也正如此當花晴風到他府上一哭二鬧三上吊,他纔會收手,不是因爲齊木突然天良發現,而是因爲經過這些鬧騰,花晴風成爲了笑話般的存在,既然目的已經達到了,就選擇一條安全的道路來結束罷了。
可是王晨出現了,他毫無畏懼的帶領着懦弱的衙役們,在衆目睽睽之下,把他連滾帶爬地打出了縣衙,他本想把幕後黑手花晴風給壓制之後,再把王晨剝下官服趕出葫縣,以報這羞辱之仇。
可現在高舉反黑大旗的居然是王晨,這令齊木有些措手不及,雖然他本能的開始想整治王晨,但有種狗咬刺蝟,無從下口的感覺,因爲他對王晨毫不瞭解。
“這個王晨……是什麼人?”半晌,齊木終於開口道。
手託茶杯,孟慶唯邊想邊答:“王晨此人是舉人出身,貴州本地人,因家貧放棄科舉,正巧葫縣建衙,就被舉薦爲本縣典吏。”
“我不是問他出身,你們官場那些東西,我不關心。”齊木不悅地看了他一眼,道:“我要知道他一些具體的情況,貼身的,比如……”
“比如他家裡有什麼人,可曾婚配?”
雖然貪贓枉法,但是孟慶唯依然保持了官場的思維模式,所以一提起某人,習慣性的先從其籍貫、功名開始,而齊木說白了就是黑幫老大,他只關心如何從人心當中最柔軟的一面下手,如何最小付出博取最大利益。
孟慶唯倒吸了口涼氣,心道:你這是要先從他的家人下手啊。
文官之間鬥爭講究個體制內,即便手再黑,也要講個規矩:就是不能用私下的黑手來解決政敵。
所以構陷也好,彈劾也好都是官面上的文章,能將政敵害的家破人亡,纔是高手,而綁架、刺殺反而落了下乘
可是轉念一想,這不是齊木的拿手好戲?自己見他也不是玩了一兩回了,心中也就理解了。
“此人父母不在本縣,人應當在他老家。”放下茶杯,孟慶唯摸着下巴道:“除此之外,他未曾娶妻,聽說有個妹妹,也不知是真是假。”

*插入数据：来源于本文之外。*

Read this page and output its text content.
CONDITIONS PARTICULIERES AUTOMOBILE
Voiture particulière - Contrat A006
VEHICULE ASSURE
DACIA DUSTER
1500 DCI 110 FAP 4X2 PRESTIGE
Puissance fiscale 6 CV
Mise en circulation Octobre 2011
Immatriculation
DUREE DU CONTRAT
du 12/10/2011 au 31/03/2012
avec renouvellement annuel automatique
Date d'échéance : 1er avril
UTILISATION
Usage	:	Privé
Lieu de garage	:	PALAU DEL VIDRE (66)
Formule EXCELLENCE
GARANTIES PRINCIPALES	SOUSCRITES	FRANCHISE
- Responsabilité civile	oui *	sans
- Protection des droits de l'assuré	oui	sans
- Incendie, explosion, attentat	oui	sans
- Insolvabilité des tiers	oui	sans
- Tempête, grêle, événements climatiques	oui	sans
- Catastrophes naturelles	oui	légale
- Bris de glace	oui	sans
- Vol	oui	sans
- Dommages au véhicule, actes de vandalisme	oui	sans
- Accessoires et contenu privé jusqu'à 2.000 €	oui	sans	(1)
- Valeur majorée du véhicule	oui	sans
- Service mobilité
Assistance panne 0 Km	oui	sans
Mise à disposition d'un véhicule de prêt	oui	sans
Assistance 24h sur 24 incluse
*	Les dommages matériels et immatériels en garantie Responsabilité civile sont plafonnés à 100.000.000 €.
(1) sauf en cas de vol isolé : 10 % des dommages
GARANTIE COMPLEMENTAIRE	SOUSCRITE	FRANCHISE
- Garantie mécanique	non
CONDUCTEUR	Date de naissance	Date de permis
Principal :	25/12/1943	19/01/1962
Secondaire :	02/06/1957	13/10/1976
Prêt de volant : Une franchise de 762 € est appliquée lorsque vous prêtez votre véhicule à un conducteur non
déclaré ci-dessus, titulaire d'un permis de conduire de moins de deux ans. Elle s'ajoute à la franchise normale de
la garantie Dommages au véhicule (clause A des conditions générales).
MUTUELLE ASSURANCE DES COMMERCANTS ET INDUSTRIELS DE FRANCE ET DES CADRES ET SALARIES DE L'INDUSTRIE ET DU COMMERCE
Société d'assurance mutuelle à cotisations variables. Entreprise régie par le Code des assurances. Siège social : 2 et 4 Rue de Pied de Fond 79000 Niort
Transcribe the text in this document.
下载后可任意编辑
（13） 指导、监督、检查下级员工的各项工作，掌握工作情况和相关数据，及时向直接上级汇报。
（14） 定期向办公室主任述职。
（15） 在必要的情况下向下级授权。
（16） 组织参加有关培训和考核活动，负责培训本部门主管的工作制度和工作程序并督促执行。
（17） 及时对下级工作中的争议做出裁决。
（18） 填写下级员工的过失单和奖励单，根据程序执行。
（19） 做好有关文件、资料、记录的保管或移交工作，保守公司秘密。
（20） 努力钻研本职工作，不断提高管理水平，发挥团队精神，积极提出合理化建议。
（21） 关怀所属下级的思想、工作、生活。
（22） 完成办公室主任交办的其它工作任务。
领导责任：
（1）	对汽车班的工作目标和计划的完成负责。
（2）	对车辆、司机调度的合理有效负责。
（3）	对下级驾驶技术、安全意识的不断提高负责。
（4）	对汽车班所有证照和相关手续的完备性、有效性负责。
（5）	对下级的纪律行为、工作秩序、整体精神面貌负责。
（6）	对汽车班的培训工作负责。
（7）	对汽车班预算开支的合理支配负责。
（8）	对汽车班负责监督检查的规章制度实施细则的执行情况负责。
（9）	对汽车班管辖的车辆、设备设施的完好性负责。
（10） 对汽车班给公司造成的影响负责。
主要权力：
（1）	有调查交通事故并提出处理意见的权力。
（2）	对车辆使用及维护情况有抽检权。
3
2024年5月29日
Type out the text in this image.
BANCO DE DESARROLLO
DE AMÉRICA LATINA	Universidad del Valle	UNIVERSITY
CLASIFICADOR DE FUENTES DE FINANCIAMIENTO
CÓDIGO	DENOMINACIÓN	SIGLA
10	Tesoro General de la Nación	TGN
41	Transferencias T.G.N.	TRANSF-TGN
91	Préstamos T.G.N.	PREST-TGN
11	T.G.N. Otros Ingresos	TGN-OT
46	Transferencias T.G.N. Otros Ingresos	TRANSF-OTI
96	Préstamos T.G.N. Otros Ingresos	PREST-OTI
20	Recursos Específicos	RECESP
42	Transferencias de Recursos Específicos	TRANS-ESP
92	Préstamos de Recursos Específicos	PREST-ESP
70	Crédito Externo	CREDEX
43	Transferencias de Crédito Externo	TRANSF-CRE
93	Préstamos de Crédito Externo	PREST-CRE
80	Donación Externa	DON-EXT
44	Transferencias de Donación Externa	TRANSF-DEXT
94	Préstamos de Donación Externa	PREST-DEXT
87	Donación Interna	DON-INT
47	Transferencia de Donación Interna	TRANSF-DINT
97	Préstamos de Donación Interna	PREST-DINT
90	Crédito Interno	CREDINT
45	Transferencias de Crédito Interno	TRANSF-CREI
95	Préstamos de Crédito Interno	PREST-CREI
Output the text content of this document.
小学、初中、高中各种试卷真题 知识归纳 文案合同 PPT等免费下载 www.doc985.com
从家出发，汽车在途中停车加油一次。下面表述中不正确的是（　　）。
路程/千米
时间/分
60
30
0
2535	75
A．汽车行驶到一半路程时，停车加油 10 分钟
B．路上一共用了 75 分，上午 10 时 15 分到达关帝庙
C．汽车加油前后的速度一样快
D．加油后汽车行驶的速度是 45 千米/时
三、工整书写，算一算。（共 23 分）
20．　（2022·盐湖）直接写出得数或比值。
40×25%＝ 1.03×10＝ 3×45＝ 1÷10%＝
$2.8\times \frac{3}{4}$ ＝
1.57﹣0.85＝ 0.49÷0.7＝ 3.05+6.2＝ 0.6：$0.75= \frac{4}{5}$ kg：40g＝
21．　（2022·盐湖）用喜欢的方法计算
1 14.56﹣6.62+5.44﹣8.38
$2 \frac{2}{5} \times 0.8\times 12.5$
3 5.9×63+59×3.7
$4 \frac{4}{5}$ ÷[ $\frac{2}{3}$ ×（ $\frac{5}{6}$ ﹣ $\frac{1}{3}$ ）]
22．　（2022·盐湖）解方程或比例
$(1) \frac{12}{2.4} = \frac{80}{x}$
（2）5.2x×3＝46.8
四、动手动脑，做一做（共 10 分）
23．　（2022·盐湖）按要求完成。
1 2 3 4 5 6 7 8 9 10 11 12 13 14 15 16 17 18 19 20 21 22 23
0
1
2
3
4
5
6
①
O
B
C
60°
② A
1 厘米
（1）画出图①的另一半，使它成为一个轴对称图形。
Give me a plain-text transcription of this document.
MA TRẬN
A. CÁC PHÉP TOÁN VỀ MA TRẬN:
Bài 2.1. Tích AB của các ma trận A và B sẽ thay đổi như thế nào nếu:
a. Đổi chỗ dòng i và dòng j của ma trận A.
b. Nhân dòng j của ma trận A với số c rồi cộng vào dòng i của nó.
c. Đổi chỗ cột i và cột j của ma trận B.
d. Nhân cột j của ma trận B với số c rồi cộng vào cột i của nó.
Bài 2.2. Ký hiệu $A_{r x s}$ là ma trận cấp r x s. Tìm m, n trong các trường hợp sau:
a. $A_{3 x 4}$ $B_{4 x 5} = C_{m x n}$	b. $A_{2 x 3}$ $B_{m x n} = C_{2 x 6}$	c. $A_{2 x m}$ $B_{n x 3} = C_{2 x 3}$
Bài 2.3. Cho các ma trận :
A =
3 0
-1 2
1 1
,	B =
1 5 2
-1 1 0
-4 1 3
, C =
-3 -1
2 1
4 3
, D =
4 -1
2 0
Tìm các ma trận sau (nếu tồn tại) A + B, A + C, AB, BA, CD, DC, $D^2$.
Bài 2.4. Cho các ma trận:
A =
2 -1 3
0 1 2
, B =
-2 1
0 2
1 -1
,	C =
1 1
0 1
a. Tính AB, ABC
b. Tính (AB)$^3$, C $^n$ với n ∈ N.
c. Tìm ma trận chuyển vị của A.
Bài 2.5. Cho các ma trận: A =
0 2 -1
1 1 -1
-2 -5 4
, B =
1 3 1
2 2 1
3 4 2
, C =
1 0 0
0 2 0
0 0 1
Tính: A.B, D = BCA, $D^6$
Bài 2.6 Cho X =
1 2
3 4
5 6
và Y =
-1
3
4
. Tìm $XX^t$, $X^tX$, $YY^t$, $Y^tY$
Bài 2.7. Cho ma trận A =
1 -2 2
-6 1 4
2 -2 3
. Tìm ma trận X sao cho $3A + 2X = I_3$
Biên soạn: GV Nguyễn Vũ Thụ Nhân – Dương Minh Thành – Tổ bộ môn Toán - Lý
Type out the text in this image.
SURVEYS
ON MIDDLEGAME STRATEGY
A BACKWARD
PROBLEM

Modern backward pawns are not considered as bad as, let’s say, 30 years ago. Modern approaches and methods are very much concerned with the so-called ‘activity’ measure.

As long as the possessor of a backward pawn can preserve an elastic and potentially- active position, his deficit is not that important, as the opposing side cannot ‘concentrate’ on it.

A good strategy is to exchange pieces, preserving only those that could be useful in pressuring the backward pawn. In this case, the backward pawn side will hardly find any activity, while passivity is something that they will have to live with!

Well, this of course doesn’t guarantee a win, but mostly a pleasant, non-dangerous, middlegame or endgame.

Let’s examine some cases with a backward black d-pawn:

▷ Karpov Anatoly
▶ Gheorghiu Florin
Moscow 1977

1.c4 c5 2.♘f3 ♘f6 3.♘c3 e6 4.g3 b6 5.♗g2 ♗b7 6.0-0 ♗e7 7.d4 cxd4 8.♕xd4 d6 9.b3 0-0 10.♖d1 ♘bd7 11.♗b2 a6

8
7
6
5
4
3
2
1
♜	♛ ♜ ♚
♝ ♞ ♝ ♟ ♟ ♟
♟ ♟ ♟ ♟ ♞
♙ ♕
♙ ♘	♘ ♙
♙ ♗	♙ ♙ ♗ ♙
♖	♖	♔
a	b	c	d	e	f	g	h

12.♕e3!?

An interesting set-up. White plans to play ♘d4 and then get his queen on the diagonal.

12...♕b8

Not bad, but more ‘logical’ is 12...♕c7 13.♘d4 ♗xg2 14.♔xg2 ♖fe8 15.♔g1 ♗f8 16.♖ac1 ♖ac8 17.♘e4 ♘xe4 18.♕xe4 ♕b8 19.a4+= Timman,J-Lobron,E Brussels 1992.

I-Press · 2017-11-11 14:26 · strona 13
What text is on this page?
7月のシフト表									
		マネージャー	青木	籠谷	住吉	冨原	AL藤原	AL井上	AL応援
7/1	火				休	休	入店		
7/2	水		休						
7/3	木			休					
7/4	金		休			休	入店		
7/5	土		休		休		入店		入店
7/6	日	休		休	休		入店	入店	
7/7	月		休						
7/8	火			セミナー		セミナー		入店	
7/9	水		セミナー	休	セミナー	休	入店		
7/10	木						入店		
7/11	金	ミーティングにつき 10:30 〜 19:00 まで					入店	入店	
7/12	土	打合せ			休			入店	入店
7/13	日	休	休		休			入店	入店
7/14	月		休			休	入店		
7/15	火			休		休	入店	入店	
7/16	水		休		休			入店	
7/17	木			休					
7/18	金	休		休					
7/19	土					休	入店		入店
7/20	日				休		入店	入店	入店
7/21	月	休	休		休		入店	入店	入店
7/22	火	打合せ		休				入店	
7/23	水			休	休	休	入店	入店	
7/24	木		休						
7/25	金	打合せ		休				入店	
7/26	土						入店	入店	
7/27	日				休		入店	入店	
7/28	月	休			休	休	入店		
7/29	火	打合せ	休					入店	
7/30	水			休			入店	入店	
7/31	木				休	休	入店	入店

見齊木臉色依舊,又補充道:“他倒是可能有個親戚在葫縣”
齊木聞言立刻來了興趣,瞪着眼看着縣丞。
“嗯,可能是個表親。”
“表親啊,遠了點,是表姐還是表妹?”
“貌似是表弟……”
齊木和範雷同時搖了搖頭,範雷道:“男人派不上用場啊。”
齊木贊同道:“的確如此,用男人親屬很難威脅到男人,除非是他老爹或兒子。”
“一定要是女人,最好是他老婆,親媽親妹妹也行,只有女人才能是男人心軟的一面。”範雷補充道:“抓住他的女人,就像踢了男人下面一腳,再硬的漢子也要軟下來不是。”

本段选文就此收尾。